Data from Thomson Reuters Eikon/analysts reports
SHADOW OF THE SPILL The core reasons for a BP stock market value 'discount', which analysts put in the tens of billions of dollars, are the Russian uncertainties and the looming shadow of potential liabilities for the 2010 U.S. Gulf oil spill. After months of growing expectations that U.S. authorities were moving towards a settlement, in August the Department of Justice made a court filing re-asserting its case for gross negligence with regard to the accident. Such a finding could cost BP $21 billion under the United States' Clean Water Act, based on a maximum fine of $4,300 per barrel spilled tied to a 4.9 million-barrel estimate of the total that spewed into the sea. BP has already spent $14 billion on clean-up operations and paid out over $8 billion in claims. It is offering a further $7.8 billion in settlement to individuals and businesses affected by the disaster on top of all the other costs. It plans to contest a gross negligence charge at a hearing due to start in January. A fairness hearing on the proposed $7.8 billion settlement for individuals and businesses is due on Nov. 8. BP has made good progress selling a raft of assets so that it can shoulder a big hit, having raised to date some $35 billion towards a goal of $38 billion from divestments. In the process, it has expunged another blot on its U.S. safety reputation - the accident-prone Texas City refinery, selling it to Marathon Petroleum earlier in October. So financially, BP has the makings of a new start, in the United States, Russia and elsewhere. ''Our strategy targets higher cashflow; we expect to increase operating cashflow by 50 percent from 2011 to 2014 (in a $100 oil price environment),`` BP said in an emailed statement. But it is not all about money. The spill and the Russian issues have taken management time that might have been focused on the business itself. And the spill has tarnished BP's reputation in a core producing country.
TO-DO LIST On Dudley's to-do list now are production problems in Azerbaijan, where the company is trying to mollify a government angry about falling output. Last week he juggled face time with Rosneft boss Igor Sechin and Rovnag Adbullayev, the president of the Azerbaijan state oil company SOCAR. Then there is Rumaila in southern Iraq, the biggest of the country's producing oilfields. BP has the pick of the bunch of service contracts, but it no longer looks like the most alluring business in post-war Iraq. Rivals who followed it in are having second thoughts, heading north to the autonomous Iraqi Kurdistan for richer pickings and some ownership of the production itself, to the fury of the Baghdad government. On a smaller scale, BP's one-year-old Indian projects are in the doldrums. Partner Reliance Industries is considering shutting underperforming gas fields. BP also has issues in Norway, where its Skarv project is months behind schedule. These troubles are the normal stuff of the international oil business, of course. And BP is not alone in suffering from increasing competition for assets from cash-rich national oil companies and for industry project ''action`` from the increasingly influential oil services sector.

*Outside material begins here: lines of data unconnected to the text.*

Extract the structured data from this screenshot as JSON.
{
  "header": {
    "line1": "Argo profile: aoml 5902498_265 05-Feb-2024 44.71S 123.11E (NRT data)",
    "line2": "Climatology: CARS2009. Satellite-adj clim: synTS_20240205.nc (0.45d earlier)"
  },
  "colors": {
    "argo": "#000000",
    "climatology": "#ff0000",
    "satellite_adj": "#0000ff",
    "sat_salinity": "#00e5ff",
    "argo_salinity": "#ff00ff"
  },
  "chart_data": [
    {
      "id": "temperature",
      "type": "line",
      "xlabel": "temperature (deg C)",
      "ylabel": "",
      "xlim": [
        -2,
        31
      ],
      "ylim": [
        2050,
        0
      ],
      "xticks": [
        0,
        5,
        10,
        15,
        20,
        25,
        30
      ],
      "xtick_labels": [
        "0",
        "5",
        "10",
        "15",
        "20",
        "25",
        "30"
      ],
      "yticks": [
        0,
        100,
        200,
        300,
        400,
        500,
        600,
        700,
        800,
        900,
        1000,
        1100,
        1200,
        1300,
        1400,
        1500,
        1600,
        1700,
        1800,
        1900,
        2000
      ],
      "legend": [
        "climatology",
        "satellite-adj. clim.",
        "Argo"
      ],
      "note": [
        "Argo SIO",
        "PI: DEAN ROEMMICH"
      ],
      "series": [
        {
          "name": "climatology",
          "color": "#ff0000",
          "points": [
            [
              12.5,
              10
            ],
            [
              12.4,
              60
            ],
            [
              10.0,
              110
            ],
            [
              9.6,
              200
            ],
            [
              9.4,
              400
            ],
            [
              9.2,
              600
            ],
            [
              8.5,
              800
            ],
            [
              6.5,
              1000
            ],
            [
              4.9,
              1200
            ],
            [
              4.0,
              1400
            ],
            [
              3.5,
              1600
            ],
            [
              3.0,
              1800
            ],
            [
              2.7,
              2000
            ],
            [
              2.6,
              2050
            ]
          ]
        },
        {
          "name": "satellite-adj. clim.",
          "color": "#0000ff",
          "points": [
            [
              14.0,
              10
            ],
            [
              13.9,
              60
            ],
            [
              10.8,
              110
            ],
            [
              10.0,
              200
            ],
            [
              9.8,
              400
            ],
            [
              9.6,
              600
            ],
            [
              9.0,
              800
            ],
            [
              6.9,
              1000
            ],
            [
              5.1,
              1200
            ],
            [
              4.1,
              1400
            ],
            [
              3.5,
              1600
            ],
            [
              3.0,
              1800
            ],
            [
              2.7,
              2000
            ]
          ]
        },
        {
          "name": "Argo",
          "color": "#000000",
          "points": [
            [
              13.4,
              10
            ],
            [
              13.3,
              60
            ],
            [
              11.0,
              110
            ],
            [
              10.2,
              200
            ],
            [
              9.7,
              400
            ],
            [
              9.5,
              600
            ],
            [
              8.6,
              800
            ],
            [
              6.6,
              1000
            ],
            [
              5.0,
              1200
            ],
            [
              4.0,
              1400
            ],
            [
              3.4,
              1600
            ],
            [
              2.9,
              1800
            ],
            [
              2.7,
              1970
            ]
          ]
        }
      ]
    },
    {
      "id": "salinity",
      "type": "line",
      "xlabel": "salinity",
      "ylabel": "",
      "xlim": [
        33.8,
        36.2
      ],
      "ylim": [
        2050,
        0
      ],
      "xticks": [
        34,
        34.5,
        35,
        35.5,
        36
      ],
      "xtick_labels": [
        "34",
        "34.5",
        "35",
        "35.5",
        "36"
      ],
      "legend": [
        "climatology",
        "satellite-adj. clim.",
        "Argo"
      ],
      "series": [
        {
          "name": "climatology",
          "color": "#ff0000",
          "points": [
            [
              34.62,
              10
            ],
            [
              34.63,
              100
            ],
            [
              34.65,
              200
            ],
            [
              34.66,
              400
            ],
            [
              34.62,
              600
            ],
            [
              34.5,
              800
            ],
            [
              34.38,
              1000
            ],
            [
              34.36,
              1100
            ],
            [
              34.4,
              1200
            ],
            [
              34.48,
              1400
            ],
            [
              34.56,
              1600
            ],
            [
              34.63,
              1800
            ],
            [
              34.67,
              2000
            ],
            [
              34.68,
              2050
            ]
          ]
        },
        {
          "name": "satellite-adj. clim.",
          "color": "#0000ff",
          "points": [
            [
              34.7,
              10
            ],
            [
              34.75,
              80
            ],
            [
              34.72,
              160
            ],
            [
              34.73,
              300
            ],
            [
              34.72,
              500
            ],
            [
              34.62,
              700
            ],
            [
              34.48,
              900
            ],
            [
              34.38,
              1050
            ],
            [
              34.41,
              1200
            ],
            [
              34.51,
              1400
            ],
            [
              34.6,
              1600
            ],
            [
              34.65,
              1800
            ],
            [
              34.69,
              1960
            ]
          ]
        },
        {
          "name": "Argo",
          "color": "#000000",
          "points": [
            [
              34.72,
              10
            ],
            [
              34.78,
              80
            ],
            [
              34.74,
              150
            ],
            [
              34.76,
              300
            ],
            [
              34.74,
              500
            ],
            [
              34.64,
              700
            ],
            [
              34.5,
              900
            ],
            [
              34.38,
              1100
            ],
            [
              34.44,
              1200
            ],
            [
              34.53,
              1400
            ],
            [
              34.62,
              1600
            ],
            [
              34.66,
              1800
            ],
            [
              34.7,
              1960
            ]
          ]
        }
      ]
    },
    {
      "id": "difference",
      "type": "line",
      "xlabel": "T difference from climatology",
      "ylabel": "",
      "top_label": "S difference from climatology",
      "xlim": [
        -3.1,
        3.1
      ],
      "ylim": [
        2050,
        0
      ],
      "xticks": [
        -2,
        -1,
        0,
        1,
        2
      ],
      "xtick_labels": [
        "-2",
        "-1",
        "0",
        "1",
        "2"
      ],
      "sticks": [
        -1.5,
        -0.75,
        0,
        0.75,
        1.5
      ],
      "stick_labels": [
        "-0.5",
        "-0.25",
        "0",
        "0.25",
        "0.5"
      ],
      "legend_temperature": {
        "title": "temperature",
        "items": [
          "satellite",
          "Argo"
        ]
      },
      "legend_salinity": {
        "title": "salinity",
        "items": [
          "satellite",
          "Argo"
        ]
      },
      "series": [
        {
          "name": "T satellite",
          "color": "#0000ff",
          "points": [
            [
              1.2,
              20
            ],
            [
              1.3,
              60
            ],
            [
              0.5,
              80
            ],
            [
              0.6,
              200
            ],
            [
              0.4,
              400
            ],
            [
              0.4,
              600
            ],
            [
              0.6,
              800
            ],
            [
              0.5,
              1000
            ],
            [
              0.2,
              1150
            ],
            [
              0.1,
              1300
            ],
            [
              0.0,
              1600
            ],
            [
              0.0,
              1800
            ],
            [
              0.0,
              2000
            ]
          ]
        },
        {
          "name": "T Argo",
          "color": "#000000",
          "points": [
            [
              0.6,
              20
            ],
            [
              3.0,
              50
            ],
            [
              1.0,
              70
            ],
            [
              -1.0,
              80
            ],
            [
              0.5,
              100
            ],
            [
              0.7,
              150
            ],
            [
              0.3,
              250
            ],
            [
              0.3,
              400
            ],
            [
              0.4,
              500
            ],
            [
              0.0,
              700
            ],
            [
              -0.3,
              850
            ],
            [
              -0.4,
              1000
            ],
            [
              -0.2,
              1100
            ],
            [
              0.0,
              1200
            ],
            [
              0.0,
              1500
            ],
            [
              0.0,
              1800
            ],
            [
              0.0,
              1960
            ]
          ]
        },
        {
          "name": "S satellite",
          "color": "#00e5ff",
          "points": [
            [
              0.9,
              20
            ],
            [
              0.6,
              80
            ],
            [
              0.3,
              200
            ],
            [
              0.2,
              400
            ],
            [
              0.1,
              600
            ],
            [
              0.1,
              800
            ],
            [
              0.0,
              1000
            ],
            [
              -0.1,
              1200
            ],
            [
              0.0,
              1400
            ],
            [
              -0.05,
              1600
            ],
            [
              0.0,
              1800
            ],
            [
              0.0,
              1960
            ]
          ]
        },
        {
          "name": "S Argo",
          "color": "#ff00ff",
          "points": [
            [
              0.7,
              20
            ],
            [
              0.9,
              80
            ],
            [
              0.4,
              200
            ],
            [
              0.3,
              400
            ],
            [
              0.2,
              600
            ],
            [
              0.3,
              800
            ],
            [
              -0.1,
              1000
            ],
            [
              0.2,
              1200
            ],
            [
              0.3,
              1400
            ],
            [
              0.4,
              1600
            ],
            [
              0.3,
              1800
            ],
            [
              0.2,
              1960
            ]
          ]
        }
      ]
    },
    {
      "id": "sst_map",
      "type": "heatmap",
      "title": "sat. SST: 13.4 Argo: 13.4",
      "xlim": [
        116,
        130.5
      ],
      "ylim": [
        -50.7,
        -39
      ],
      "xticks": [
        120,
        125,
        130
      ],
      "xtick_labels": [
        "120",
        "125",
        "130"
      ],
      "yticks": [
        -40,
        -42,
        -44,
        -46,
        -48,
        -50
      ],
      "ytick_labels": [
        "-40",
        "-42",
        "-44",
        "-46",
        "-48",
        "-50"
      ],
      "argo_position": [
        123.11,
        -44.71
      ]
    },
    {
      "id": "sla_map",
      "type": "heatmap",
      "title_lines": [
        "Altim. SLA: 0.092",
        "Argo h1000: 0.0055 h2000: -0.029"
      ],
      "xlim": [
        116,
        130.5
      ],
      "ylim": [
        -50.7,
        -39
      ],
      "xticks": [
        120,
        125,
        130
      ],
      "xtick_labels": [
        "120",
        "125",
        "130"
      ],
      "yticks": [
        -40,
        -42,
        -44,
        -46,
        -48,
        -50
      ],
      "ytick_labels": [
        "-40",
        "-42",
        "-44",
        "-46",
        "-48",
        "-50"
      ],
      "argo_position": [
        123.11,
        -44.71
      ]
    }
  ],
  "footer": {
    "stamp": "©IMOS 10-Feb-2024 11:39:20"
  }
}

NO EASY RIDE And BP's rivals have their own crosses to bear; witness Shell's embarrassing stutter in the Arctic as winter closes in, with $5 billion spent and barely a hole drilled, and Exxon's expensive 2010 acquisition of shale gas producer XTO Energy just before gas prices hit the skids. All the big guns of the industry are struggling for a toe-hold in some of the newest and hottest provinces of east Africa and offshore Brazil. But BP lacks Exxon's scale, and without TNK-BP, which used to pay out rich dividends, it could do with a cash cow like Shell's GTL plant in Qatar to feed its exploration and acquisition budget. On a longer term strategic level, BP is seen as slipping behind in the race to develop liquefied natural gas (LNG) projects. LNG projects - expensive, complex and risky, like the U.S. Arctic offshore where BP is also conspicuously absent - are among the few areas where the supermajors can still flex their muscles. Sets of data produced by rivals Royal Dutch/Shell and BG shows BP dropping from third to sixth place by 2017 among the big corporate players in terms of LNG projects onstream or under construction. The data shows BP with barely an extra million tonnes a year of new output in its portfolio by then, compared with roughly an extra 15 million for Chevron and 7 or 8 million each for BG and Shell, mainly thanks to that trio's huge projects in Australia.
''We've set out our strategy to 2014 - focusing the company around our strengths, the things we do well - and are making good progress on it,`` said BP in its statement. ''These strengths include exploration, operating in the deep water, developing gas value chains from production to market, and developing and managing giant fields. And looking for valuable barrels rather than simple volumes. Between 2012 and 2014 we expect to bring 15 new major upstream projects on stream that have margins double that of our 2011 portfolio average.`` All music to investors' ears, but some of its rivals have a head start, and they won't be standing still.